Hey Ian, Thanks for your thoughts!
On 06/24/2013 03:53 PM, Ian Thomas wrote:
Other than the posts by Bil Corey, the recent discussion on this thread seems to be about the details of the technical implementation. Have we even agreed that this is a good move for the eco system of the web, and especially for people who are privacy sensitive?
I don't think we all agree it's the best route, but it's worth trying out. At least as initially conceived (in a way that blocks all unvisited sites) it has user-expectation and accuracy problems. Brendan has written up some of his concerns.
https://brendaneich.com/2013/05/c-is-for-cookie/
In my opinion it is impossible to prevent a user being tracked from one website to another as there are just too many ways of passing data, each of them serving a useful purpose. If we were to block all of them then the web wouldn't be anything like as powerful as it is today.
I wouldn't write it off as impossible, but yeah, it's incredibly hard and would probably greatly degrade the web experience.
That's not to say we should give up on privacy, but we should concentrate on the areas where we might succeed: initiatives such as Do Not Track and other more political and educational approaches.
Why not try both? DNT is not exactly quick to solve the problem, but it's still promising and may eventually be a better solution. Can we make cookies more useful *and* more transparent? Can we drive the fair players away from cookies onto some tech that's more useful for their purposes and also in better control of the users? I think there's lots of room for innovation here.
You should also not assume that users do not want to be tracked. Millions of people opt-in to having their grocery shopping habits tracked in return for a 1% discount and the occasional money-off coupon.
I don't want to assume users hate tracking, but the opt-in rate to DNT is staggering -- higher than any off-by-default feature in Firefox. This means quite a few people want tracking control of some sort. So we should make the choice a fair one. People should have an opportunity to see what's happening and decide what they want for themselves before it has a major impact on their privacy. This behind-the-tech-and-hard-to-explain nature of the problem doesn't really make it fair.

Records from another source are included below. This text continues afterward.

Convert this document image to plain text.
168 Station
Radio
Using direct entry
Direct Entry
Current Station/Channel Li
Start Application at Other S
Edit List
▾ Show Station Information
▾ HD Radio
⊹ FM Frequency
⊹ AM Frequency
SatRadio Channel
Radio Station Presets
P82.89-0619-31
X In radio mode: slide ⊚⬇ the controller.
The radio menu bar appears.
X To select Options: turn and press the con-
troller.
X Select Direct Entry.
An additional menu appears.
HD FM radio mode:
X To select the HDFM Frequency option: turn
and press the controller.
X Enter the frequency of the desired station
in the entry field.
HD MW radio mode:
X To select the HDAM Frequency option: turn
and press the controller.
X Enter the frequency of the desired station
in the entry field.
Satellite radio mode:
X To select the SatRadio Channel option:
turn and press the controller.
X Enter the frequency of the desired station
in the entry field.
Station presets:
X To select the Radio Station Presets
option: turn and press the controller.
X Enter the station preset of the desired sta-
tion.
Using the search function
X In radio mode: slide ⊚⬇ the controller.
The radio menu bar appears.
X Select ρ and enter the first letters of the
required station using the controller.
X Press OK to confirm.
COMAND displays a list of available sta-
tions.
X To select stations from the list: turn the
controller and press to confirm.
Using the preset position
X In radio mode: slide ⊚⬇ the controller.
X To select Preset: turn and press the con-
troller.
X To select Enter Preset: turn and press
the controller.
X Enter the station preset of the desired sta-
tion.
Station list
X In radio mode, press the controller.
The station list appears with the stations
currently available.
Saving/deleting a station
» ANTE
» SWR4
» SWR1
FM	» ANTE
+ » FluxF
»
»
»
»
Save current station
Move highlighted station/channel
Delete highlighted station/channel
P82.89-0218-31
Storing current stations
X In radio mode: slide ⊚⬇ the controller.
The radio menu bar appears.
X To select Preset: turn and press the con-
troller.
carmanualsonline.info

Not sure where you're shopping, but my frequent shopper card gives me more like 10%, the card doesn't automatically present itself and I know when the card is used and that it is used by only the grocery store (not the library or parking meters). So it's already far less subtle than cookies. If you track my purchases via swiped credit card without telling me it's for more than payments -- that's more like cookies. [0]
Either way, I'm not sure people would be quite as excited about the loyalty cards if they knew more about how the data was used. I believe many people are under the impression that the card is just a reusable coupon with no side-effects ... which is not even close to the whole story.